Research & Development is getting your sensors to meet customer specs. R&D is actually one of the easier pieces of Capsim. You start out with 5 sensors, each in a different market segment. You already know how far to advance the design each year, based on the customer's expectations and the information found in the Industry Report from Round 0.

Each sensor resides in a particular market segment. Some may end up with overlap, but you must target your products to a specific segment. Customers in each segment has 4 ranked buying criteria: Age, Positioning, Price and Reliability (MTBF)

Your R&D person directly controls 3 of the 4 criteria (pricing is set by marketing), and would work together with marketing and production to create ideal sensors that meet customer criteria.

Age is the customer's perceived age of the product. When a product is revised in R&D, the perceived age of that product is halved.

Positioning Costs

Your products are positioned within the perceptual map. Each segment has a fine cut and rough cut. Of course, you want R&D to keep up with movement of the perceptual map. The map moves every month, so the product can reside in the ideal position for only 1 of the 12 months in the year. However, when your product is within 0.5 of the ideal position, sales will not be affected. Keep in mind this monthly drift when planning your R&D positioning.

You can easily make a spreadsheet that positions your products to 1/2 or 1/3 behind the ideal; positioning your products there will save positioning costs and you'll not lose sales (unless your product is in the rough cut)


Positioning costs range from $1 at the trailing edge of the perceptual map up to $10 at the leading edge of the map. Costs along the arc in the middle are about $5.50. When the circles move, the costs remain the same.


COMMON MISTAKE: I see this every term in class - a team will R&D the low-end product backward in round 1 decisions because they confuse offset with drift. We recommend you leave low-end R&D alone in round 1.
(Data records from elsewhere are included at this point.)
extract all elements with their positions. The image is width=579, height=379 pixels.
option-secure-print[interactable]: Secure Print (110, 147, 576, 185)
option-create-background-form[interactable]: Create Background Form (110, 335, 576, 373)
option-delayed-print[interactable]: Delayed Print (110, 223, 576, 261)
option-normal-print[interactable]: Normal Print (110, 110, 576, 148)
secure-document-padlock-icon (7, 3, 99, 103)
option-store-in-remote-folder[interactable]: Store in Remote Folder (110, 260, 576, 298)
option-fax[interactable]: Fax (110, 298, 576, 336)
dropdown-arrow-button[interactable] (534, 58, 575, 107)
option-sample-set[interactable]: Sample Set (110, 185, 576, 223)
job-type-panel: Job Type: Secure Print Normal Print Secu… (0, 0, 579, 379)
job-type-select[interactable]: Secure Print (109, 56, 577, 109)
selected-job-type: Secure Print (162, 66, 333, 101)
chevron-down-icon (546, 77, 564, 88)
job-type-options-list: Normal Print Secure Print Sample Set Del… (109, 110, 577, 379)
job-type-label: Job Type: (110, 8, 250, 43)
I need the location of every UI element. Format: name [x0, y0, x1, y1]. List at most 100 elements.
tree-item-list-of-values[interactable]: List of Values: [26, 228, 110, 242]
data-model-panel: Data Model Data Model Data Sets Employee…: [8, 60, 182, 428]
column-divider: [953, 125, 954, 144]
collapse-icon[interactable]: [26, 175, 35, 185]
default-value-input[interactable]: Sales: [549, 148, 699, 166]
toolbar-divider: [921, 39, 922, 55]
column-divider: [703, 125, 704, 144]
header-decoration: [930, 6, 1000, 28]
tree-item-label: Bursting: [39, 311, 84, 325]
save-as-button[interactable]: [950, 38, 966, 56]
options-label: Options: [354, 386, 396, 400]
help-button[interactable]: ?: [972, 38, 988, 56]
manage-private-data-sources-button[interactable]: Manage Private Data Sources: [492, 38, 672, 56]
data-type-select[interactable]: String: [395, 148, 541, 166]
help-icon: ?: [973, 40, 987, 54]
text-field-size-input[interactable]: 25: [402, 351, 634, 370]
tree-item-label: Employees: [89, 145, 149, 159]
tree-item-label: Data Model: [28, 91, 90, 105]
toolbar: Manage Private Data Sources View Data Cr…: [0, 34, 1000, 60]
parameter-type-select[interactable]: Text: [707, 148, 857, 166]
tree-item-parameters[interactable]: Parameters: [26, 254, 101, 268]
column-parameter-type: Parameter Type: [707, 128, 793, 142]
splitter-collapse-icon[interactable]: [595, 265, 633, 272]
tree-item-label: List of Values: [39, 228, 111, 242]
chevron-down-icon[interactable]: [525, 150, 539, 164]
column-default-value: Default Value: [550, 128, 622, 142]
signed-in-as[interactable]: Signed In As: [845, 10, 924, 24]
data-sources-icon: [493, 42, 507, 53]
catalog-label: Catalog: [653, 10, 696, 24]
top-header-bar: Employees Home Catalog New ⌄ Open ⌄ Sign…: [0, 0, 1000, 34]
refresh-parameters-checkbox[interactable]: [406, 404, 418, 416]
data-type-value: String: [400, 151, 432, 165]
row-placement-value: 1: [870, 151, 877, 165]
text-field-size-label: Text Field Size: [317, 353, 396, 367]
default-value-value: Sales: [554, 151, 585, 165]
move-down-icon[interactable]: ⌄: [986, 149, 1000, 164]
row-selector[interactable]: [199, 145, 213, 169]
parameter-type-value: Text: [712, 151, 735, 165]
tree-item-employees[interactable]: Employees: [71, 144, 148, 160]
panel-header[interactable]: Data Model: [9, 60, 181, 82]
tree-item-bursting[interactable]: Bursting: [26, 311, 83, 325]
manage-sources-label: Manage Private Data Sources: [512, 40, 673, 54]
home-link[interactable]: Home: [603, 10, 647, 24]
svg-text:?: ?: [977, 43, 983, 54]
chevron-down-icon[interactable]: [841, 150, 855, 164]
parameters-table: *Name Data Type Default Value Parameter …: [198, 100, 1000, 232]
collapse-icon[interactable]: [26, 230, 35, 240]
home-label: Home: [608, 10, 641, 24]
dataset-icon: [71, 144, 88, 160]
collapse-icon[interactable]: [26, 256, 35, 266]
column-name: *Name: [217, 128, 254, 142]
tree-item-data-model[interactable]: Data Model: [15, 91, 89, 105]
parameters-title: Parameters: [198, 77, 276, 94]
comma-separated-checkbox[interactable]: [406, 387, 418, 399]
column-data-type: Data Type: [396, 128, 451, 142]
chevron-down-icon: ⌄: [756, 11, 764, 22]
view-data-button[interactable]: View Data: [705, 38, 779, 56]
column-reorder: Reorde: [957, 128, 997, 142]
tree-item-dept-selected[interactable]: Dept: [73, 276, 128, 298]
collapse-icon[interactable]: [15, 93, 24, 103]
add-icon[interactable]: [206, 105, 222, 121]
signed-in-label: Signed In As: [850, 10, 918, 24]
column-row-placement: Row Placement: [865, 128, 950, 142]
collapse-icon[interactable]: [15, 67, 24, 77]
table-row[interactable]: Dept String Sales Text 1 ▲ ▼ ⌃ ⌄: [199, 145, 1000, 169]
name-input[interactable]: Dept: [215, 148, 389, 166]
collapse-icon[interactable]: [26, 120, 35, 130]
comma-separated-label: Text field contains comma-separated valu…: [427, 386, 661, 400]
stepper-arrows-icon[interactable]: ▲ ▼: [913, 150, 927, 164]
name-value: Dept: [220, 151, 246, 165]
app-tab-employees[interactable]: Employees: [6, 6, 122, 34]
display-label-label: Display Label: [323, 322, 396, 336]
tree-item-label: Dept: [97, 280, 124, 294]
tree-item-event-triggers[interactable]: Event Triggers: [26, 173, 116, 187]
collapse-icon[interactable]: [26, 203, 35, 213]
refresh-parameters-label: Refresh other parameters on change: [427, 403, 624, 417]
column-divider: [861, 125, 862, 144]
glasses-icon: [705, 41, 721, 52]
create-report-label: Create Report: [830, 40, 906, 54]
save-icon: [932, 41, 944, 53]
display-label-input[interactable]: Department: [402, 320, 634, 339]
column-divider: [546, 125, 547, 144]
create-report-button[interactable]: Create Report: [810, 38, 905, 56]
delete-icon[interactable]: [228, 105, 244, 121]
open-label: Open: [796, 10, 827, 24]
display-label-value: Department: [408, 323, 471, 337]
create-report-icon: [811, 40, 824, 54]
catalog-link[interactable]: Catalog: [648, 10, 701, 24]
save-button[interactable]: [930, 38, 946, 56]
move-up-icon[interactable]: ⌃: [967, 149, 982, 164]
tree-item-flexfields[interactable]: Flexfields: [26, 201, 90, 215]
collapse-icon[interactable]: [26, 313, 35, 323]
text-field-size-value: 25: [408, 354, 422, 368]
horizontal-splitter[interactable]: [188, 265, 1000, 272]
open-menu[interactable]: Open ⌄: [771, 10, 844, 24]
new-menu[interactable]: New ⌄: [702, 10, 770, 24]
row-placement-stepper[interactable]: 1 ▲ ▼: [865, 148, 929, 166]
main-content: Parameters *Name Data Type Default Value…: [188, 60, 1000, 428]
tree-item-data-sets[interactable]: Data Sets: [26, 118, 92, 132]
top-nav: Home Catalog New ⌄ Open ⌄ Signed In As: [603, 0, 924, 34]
MTBF ratings directly affect material costs, so you should check the MTBF ratings of each product against the Customer Buying Criteria on each segment analysis in the Courier. Check to see if they are higher than they need to be. If the MTBF range is 12,000 to 17,000, and it is the #4 buying criteria (Low End Segment), there is no benefit in having MTBF set higher than 12,000. Likewise, if a high tech product has reliability as the customer's #1 expectation, set MTBF to the top of the range.

Each 1,000 hours of MTBF will cost you $0.30 in materials.

Positioning and price criteria change every year. Age and MTBF criteria remain the same for the entire 8 rounds.

Each segment ranks their expectations differently. Pay close attention to the top 2 customer criteria, the other 2 are not as important.

Always keep your products inside the MTBF fine cut. Setting MTBF outside the fine cut will cost you 20% of your customer score for every 1,000 hours below the fine cut. Customers are indifferent to MTBF above the fine cut range. If you do it, you are wasting money. A product with 1,000 hours above the fine cut will cost an additional 30 cents per piece, affecting your margins  (and profits)

If you set the MTBF reliability specs properly in round 1, you'll never have to adjust them for the remainder of the sim.